- Born: 8 September 1929 Vienna, Austria
- Died: 20 January 2013 (aged 83) Vienna, Austria
- Education: University of Vienna
- Known for: Research on freshwater crabs, contributions to environmental ethics, and evolutionary theory
- Scientific career
- Fields: Zoology, Paleontology, Ethology, Evolutionary theory
- Workplaces: Natural History Museum, Vienna
- Thesis: Soziales Verhalten bei Süßwasserfischen (Social behavior in freshwater fish) (1958)
- Doctoral advisor: Konrad Lorenz and Otto Koenig

= Gerhard Pretzmann =

Austrian zoologist and paleontologist

Gerhard Pretzmann (8 September 1929 – 20 January 2013) was an Austrian zoologist and paleontologist at the Natural History Museum, Vienna. He founded and led the Vienna section of the Working Group on Evolution, Future of Humanity and Questions of Meaning (AGEMUS).

== Biography ==
Pretzmann studied in Vienna under Otto Koenig and Konrad Lorenz and wrote a dissertation on "Social behavior in freshwater fish." He received his doctorate in philosophy in 1958.

He first worked at the Institute of Hygiene (Virology–Ecology) and, at the same time, began working at the Natural History Museum, Vienna, where he remained until his retirement as head of department. He was also active in public education. Pretzmann co-founded and served for many years on the board of the Environmental Forum, where he led the working group on environmental ethics. Along with Alexander Tollmann, he founded the political party United Greens of Austria (VGÖ).

He was also Secretary-General of the Bertha von Suttner Peace Mission, which later made him an honorary member. Pretzmann died on 20 January 2013 after a long illness. The funeral oration at his burial in the Vienna Central Cemetery was given by Karl Edlinger, then curator at the Natural History Museum, Vienna.

== Research ==
Pretzmann conducted successful research in carcinology, describing several rare subspecies of freshwater crabs, including three subspecies of Potamon potamios.

From his numerous research expeditions and collaborations, he published more than 100 scientific papers in virology, ethology, paleontology, and evolutionary theory, as well as many popular science contributions. He organized annual scientific symposia on various topics.

Pretzmann founded and directed the Vienna section of the "Working Group on Evolution, Future of Humanity and Questions of Meaning" (AGEMUS). Established in 1981 at the suggestion of German geneticist Carsten Bresch, the group aimed to promote scientific research in the spirit of Pierre Teilhard de Chardin.
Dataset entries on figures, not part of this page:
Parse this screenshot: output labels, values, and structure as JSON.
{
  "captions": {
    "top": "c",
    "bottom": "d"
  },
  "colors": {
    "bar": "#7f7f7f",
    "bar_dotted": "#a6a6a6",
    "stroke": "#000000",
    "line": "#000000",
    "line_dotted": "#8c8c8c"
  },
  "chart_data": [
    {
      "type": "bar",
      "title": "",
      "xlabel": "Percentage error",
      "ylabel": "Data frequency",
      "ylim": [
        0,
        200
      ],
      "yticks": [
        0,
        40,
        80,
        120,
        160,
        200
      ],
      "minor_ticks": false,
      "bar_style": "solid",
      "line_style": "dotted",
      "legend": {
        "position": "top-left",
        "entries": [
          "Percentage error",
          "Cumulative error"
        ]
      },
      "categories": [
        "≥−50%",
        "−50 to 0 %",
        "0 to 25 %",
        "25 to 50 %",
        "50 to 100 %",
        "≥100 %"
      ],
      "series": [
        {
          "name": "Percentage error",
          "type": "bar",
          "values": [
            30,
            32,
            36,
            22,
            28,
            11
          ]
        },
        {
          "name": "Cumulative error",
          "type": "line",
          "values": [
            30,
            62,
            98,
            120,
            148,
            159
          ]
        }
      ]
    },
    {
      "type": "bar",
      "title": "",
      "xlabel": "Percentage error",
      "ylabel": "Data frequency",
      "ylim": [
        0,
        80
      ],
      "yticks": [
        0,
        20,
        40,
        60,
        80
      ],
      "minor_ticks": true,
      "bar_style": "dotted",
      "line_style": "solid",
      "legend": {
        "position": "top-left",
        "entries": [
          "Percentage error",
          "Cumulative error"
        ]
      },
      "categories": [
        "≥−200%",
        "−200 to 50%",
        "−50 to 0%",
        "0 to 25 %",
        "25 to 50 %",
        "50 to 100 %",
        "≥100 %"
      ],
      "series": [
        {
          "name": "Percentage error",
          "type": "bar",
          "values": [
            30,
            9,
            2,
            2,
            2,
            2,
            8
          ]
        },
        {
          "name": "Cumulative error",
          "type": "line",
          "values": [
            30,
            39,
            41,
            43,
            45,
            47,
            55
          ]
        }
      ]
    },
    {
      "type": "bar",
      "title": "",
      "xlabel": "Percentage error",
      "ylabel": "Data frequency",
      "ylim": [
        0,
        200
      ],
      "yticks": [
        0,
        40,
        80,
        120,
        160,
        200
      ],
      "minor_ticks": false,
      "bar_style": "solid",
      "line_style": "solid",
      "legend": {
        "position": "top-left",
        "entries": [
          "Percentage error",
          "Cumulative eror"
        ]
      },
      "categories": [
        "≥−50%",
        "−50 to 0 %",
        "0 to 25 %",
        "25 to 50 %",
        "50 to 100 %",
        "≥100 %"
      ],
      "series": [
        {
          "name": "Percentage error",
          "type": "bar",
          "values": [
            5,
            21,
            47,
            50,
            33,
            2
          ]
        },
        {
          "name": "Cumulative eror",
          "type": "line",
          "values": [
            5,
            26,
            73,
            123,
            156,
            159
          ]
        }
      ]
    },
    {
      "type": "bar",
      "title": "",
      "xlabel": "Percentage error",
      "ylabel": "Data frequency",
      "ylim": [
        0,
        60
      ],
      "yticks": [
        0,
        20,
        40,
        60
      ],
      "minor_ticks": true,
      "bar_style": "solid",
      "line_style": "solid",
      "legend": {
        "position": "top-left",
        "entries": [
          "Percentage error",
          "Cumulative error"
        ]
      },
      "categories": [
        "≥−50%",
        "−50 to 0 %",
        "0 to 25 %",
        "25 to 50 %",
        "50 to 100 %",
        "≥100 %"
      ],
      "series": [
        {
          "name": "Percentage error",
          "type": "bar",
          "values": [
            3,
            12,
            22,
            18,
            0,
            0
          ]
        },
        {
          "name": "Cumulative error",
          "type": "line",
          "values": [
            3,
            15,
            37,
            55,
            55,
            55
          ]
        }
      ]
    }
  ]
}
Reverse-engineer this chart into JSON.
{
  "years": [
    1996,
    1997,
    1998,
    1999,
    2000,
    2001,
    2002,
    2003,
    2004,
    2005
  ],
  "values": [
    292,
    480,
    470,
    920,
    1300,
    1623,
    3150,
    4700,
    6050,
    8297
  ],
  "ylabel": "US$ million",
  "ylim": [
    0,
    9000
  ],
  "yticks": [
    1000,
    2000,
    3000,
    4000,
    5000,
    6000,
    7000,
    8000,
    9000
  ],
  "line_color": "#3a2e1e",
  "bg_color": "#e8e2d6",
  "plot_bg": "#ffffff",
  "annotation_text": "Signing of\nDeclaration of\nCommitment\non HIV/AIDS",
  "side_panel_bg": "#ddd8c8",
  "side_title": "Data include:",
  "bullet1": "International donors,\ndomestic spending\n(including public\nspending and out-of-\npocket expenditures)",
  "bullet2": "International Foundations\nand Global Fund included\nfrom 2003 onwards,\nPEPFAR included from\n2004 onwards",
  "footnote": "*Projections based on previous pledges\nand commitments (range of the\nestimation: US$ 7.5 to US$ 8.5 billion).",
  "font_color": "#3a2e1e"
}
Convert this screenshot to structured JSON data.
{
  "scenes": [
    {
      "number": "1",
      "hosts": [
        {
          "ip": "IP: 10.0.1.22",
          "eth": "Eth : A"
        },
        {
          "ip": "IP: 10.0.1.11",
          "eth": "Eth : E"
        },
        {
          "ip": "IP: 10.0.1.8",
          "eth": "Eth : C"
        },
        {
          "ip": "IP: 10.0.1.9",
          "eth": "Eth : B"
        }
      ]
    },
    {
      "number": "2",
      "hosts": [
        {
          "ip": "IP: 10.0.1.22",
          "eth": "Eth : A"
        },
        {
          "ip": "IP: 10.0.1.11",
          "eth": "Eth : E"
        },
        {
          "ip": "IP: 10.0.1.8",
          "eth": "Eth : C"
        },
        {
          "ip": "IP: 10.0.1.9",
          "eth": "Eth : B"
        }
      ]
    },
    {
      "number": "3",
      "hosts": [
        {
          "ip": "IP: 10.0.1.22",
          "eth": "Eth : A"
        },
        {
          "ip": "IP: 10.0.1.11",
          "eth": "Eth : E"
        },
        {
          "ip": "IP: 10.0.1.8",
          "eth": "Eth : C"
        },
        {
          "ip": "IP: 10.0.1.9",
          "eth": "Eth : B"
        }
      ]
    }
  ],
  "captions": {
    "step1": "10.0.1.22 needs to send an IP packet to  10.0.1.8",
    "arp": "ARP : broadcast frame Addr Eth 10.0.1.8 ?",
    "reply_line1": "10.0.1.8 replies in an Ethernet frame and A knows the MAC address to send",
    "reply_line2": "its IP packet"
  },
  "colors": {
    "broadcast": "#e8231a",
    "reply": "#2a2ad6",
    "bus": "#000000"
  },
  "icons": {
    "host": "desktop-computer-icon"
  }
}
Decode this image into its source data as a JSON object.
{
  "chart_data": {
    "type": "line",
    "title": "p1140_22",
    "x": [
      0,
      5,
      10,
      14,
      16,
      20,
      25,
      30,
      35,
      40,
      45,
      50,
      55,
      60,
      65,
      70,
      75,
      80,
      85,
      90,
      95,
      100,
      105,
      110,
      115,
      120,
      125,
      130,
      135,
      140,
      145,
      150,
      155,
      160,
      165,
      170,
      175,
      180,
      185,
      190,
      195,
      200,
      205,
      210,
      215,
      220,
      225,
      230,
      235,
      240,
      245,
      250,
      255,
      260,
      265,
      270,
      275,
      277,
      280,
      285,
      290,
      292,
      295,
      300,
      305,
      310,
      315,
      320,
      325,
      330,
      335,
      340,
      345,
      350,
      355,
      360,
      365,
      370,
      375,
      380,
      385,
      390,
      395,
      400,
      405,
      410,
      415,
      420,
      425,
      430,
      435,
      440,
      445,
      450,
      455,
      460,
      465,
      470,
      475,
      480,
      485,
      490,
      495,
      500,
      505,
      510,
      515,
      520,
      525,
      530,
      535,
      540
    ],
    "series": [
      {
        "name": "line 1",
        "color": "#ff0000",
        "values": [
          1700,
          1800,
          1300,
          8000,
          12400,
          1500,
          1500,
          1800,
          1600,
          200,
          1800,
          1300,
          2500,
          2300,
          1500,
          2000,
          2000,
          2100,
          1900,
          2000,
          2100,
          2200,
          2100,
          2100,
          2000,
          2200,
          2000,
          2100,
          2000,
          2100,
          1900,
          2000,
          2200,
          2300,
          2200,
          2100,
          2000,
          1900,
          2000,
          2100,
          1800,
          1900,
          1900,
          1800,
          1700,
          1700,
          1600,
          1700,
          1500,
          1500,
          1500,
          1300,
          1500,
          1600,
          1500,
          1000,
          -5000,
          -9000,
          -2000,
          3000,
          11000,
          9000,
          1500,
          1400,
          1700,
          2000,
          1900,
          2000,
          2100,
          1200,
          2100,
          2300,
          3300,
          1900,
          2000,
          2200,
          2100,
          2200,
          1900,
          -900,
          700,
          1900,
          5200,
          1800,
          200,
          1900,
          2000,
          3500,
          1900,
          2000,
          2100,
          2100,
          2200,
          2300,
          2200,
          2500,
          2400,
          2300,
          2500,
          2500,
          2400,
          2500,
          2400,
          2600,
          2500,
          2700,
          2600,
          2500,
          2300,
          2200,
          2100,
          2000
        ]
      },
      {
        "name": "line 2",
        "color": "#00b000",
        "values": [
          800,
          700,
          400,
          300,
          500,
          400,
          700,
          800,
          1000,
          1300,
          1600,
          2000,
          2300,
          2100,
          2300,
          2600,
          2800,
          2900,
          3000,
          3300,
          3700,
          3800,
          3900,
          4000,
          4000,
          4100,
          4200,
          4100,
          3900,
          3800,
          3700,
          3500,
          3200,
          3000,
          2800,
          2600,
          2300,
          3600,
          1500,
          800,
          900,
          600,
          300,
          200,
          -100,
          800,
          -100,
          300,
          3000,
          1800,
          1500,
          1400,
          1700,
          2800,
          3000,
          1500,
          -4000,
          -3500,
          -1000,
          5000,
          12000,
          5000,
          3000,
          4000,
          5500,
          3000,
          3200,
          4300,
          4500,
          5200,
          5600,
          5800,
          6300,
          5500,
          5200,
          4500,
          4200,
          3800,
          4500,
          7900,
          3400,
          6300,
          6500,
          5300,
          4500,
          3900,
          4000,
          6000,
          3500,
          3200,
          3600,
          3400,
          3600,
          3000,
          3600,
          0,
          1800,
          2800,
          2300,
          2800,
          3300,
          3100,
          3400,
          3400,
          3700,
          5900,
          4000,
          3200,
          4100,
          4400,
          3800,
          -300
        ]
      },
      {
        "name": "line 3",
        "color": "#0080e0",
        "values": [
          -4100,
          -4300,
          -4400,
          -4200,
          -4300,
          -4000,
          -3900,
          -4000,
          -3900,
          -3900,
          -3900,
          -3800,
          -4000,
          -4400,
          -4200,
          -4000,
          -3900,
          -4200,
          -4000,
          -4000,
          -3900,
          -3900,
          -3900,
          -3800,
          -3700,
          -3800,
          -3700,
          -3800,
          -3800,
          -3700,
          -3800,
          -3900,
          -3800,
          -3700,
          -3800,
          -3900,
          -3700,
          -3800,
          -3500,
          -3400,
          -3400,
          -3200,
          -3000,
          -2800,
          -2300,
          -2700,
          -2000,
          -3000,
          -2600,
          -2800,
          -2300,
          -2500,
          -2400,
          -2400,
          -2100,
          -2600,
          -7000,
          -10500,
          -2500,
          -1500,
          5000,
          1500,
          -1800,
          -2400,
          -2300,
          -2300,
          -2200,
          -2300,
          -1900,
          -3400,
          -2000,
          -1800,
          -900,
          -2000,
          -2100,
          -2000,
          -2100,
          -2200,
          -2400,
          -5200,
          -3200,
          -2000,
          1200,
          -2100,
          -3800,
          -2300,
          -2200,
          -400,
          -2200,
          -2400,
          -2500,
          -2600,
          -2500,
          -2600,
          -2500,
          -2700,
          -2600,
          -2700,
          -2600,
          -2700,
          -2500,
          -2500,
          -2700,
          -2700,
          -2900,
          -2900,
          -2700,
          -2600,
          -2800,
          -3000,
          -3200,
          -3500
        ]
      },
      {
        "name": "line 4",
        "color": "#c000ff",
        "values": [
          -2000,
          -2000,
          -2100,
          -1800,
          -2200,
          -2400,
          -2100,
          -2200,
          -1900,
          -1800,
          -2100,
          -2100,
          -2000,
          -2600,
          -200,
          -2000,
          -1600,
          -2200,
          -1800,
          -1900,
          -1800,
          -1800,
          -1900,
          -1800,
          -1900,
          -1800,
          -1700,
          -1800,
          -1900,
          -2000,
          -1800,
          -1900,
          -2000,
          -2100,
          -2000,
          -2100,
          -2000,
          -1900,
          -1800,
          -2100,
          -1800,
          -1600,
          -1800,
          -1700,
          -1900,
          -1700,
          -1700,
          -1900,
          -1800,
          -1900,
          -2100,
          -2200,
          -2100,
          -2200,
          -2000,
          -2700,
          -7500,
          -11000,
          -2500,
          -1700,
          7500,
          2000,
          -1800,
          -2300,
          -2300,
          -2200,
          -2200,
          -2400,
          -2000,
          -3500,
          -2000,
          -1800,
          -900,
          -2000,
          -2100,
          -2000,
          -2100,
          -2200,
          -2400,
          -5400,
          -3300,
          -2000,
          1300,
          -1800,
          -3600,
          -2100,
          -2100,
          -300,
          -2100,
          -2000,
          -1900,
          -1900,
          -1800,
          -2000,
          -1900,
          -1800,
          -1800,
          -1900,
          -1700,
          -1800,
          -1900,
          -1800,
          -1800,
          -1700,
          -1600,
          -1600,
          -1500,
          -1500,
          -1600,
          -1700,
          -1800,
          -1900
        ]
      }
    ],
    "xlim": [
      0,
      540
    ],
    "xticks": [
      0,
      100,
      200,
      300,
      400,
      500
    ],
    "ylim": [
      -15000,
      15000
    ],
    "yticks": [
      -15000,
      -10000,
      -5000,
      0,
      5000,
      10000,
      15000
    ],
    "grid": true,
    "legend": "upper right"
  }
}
By 1983, there were already 24 groups in Germany, France, and Austria.

== Selected works ==
- Zur Bedeutung der primären Motivation für den Terrorismus – The importance of the primary motivation for terrorism. In: Erwin Bader (ed.): Terrorismus. Eine Herausforderung unserer Zeit. P. Lang, Vienna 2007, ISBN 978-3-631-54923-0, pp. 131–136.
- Beitrag zur allgemeinen Evolutionstheorie. Vienna 2002.
- (ed.): Umweltethik. Manifest eines verantwortungsvollen Umgangs mit der Natur. Graz 2001.
- Abschied von Illusionen. Fazit des XX. Jahrhunderts. AGEMUS, Vienna 1999.
- Gedanken zur Noosphäre. In: PCNEWS edu. February 1997, p. 31 f. PDF.
- Gibt es eine objektive Ethik? Evolutionäre Grundlagen menschlichen Handelns und Wertens. In: Umweltethik. Beiträge zur Grundlegung zukunftsverträglicher Werthaltungen. Umweltforum 6, October 1996, pp. 20–22.
- Grundzüge eines ökologischen Humanismus. VWGÖ, Vienna 1992, ISBN 3-85369-857-3.
- Die Liebe. Natur und Kultur. Versuch einer Synopsis. Self-published, Vienna 1981.
- Ergebnisse einiger Sammelreisen nach Vorderasien. In: Annalen des Naturhistorischen Museums in Wien. Vol. 77, Vienna 1976, pp. 453–456.